Estilo propio
El era el dios supremo y creador en la mitología cananea, una deidad de enorme importancia que presidía el universo desde su trono cósmico. Se lo representaba como un anciano majestuoso coronado con cuernos de toro, símbolo de poder y fertilidad en Oriente Medio. Según algunos relatos, El residía entre dos ríos, en un lugar considerado por algunos antiguos como el posible equivalente del Jardín del Edén, aunque esta identificación es especulativa.
El nombre de El presenta complicaciones peculiares en el análisis mitológico. Durante la antigüedad, « El » era esencialmente la palabra genérica para « dios » en múltiples lenguas semíticas: árabe, hebreo, ugarítico, fenicio y otros. Esto significa que cuando un texto antiguo menciona a « El » haciendo algo, el significado específico frecuentemente permanece ambiguo: podría referirse a la deidad suprema de nombre propio, o simplemente a « un dios » de manera genérica.
Las tablillas de Ugarit, descubiertas en 1929, proporcionan algunas de nuestras mejores fuentes sobre El, aunque estas inscripciones son fragmentarias y muchas están incompletas.

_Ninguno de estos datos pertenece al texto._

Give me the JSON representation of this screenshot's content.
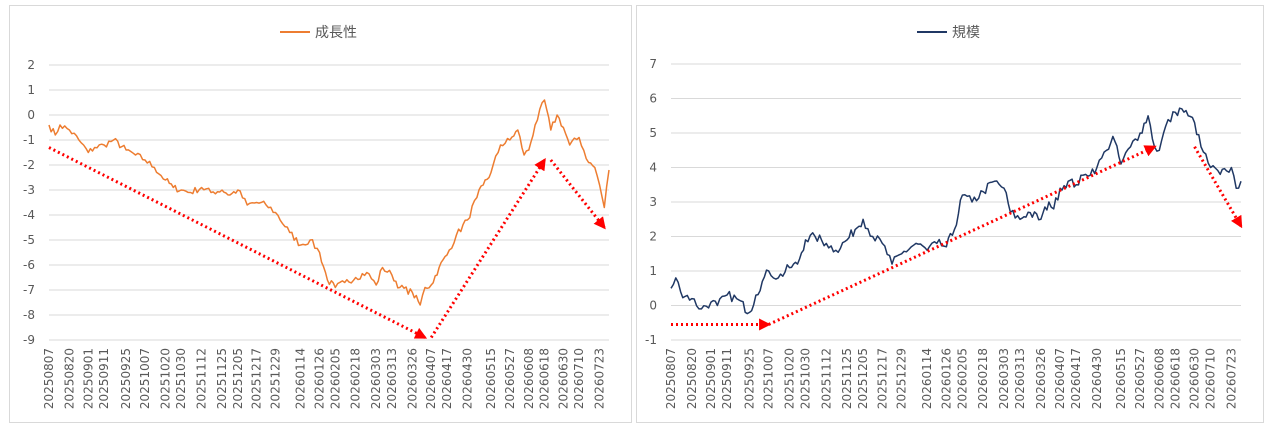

Los estudiosos hebreos han sugerido hipótesis sobre cómo El podría haber estado originariamente asociado con un grupo de deidades llamadas Elohim, que posiblemente fueron fusionadas con el tiempo en una única identidad divina, dando lugar a la palabra Eloah (« dios » en singular). Si tales teorías son ciertas, la evolución del concepto monoteísta en el Antiguo Testamento podría tener sus raíces en este proceso de sincretismo divino.
El permanece como una figura profundamente enigmática: una deidad cuya influencia fue tan completa que su identidad se disolvió en el lenguaje mismo de las religiones que lo adoraban.